Le blabla-chrétien (le trait d’union signifie que tout le christianisme n’est pas du blabla… voir la révolte profondément christique de Las Casas contre le blabla) n’a évidemment pas été le seul a existé. Le discours communiste a fourni une blablalogie qui a servi à couvrir, en l’occultant moralement à une bonne partie des sociétés communistes, le système du goulag, de la mort lente programmée, des épurations.
Le blabla nazi a ceci peut-être de particulier qu’il a poussé au maximum l’occultation d’un crime clairement désigné comme extermination. A ce jour il pourrait demeurer le "champion" de la blablalogie en ce sens qu’il a expérimenté comment il était possible de construire un groupe d’êtres humains comme ne relevant plus de l’humanité. Il fournit encore aujourd’hui le modèle en vertu duquel l’élimination systèmatique d’un groupe disparaît, en vertu du blabla, en tant que crime.
En ce sens le génocide perpétré contre les Tutsis au Rwanda est extrêmement préoccuppant car il montre comment le modèle nazi peut être adapté à des circonstances nouvelles. Les nazis hutus ont compris qu’ils leur serait impossible d’organiser une extermination sur le principe des convois, des camps et des centres d’extermination. La "communauté internationale" aurait été obligée de réagir. Ils ont compris qu’il était plus judicieux d’organiser et de conditionner un peuple de tueurs agissant comme des virus susceptibles de se répartir sur d’importantes surfaces du "corps social". Ainsi c’est la société entière qui a été transformée en camp. Et les concepteurs, en manipulant le différentialisme et le ressentiment hutu, ont ainsi formé une armée de "kapos" dévoués à la cause de l’abattage.

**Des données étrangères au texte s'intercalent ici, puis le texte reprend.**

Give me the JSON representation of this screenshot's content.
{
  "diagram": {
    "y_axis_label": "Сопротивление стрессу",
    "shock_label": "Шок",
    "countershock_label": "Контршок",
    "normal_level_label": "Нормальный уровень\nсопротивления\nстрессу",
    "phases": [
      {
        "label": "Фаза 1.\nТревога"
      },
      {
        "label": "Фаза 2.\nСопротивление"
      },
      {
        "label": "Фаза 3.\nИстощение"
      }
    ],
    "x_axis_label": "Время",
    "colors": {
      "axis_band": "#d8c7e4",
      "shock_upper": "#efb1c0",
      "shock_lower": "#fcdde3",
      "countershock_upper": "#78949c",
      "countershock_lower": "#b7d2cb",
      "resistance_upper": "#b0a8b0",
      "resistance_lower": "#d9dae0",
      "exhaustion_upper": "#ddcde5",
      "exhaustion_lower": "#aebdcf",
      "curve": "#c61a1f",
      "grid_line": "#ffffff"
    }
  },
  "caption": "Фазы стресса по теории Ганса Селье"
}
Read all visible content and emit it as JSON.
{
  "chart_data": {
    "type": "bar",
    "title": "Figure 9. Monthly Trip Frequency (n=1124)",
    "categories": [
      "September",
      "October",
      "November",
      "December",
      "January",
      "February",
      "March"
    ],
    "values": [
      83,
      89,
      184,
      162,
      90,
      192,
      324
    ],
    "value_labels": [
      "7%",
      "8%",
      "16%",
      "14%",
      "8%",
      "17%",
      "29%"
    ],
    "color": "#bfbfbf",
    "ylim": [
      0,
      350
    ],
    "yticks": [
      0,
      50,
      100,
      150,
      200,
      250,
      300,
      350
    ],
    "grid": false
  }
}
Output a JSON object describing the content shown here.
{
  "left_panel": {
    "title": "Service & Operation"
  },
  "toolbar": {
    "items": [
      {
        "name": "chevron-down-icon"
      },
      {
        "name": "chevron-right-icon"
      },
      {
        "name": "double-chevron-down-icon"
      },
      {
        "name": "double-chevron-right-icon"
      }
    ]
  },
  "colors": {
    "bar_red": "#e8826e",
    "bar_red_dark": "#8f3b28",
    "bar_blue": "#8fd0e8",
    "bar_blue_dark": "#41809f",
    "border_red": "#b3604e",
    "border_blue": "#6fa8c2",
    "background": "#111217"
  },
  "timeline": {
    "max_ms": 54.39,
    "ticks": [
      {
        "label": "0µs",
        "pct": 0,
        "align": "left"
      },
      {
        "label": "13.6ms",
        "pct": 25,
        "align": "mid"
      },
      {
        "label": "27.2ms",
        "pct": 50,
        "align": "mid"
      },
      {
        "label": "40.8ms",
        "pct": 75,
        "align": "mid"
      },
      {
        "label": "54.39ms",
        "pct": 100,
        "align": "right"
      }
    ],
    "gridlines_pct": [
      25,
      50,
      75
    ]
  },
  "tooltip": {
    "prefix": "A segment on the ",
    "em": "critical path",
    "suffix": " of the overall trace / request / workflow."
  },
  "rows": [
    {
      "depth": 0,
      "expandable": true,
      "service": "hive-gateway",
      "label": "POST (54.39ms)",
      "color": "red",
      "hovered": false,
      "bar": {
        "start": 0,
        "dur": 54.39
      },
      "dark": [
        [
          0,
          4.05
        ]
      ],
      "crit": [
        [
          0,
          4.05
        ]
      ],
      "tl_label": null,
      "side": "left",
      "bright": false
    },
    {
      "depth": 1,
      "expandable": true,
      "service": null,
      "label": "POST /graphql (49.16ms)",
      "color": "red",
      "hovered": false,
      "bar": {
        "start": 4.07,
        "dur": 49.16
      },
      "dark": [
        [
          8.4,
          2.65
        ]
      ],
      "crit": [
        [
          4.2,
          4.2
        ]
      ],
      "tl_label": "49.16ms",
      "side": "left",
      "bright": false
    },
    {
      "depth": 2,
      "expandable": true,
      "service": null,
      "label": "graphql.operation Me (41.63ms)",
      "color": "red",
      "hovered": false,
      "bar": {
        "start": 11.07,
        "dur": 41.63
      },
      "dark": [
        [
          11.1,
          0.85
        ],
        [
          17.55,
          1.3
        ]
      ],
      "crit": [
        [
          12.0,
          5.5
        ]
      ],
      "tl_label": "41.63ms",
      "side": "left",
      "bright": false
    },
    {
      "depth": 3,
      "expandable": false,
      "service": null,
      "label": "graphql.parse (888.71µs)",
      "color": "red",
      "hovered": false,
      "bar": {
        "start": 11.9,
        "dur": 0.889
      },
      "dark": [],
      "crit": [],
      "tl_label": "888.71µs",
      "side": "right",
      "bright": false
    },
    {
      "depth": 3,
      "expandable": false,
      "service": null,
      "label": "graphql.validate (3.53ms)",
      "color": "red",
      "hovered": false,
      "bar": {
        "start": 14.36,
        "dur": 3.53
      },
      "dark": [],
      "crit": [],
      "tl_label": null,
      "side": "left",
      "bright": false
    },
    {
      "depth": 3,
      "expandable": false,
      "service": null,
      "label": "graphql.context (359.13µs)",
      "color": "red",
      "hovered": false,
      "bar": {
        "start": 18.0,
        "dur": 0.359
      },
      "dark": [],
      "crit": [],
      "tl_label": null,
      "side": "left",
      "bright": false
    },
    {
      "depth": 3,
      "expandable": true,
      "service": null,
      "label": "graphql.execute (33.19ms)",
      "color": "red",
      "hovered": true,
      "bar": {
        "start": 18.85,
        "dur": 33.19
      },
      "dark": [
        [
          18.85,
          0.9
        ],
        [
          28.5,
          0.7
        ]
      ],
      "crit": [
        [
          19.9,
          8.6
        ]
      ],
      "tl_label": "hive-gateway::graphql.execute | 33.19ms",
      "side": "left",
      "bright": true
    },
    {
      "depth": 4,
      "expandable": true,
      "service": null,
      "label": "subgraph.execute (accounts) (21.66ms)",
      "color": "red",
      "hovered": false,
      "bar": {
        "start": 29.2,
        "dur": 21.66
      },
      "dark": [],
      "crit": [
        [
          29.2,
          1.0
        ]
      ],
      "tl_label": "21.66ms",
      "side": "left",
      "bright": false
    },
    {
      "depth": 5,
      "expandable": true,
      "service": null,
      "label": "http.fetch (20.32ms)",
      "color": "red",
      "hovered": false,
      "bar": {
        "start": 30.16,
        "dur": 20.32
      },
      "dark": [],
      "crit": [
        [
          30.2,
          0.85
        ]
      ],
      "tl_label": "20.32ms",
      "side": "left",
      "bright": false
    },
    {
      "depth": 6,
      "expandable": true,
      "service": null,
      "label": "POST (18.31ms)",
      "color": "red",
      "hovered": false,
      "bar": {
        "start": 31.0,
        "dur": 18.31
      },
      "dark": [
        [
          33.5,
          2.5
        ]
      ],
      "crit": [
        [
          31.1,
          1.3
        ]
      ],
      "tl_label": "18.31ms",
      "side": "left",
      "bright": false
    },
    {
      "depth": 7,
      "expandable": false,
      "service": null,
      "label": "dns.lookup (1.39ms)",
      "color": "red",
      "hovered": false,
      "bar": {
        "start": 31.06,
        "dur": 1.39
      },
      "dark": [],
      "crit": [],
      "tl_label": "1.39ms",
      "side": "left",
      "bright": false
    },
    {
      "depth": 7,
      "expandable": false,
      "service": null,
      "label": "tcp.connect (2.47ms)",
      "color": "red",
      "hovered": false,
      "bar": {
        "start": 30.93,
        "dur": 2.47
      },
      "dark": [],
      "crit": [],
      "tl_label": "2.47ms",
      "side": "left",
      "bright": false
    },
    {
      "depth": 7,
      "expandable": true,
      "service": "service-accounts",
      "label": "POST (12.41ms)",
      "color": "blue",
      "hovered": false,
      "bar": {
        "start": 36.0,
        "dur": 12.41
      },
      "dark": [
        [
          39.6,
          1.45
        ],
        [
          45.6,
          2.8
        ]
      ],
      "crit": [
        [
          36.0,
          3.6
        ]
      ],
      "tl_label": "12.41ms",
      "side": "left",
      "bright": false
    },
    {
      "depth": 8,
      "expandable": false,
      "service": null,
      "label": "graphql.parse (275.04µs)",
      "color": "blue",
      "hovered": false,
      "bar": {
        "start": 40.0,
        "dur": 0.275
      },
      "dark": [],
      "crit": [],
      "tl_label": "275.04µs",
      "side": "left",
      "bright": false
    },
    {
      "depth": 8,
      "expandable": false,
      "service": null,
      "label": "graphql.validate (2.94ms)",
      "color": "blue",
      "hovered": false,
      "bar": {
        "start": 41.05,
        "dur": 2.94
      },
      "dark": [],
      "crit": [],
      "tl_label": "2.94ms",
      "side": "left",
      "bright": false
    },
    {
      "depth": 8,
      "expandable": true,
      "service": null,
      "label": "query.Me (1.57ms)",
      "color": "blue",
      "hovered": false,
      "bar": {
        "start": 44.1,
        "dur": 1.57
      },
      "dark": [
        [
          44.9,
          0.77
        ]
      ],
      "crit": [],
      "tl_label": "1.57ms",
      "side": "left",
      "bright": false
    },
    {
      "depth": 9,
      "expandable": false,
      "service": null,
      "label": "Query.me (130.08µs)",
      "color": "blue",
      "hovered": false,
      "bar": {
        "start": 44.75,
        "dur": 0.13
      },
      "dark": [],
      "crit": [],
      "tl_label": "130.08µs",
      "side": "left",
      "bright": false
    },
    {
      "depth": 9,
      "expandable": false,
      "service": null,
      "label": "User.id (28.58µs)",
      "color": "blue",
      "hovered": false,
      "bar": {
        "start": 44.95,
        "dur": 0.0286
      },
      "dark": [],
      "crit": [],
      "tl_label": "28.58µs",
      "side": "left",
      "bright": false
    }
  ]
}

Je soutiens que le modèle hutu du génocide offre au modèle nazi un champ de redéploiement aux perspectives effrayantes. Qu’on imagine, par exemple, ce que ferait une petite armée de kapos suicidaires disposant d’armes atomiques portables ou biologiques trés au point. Cette armée serait capable de réaliser par infiltration suicidaire, et à grande échelle, de véritables génocides. Quels sont les blablas tenus pour en frayer la voie?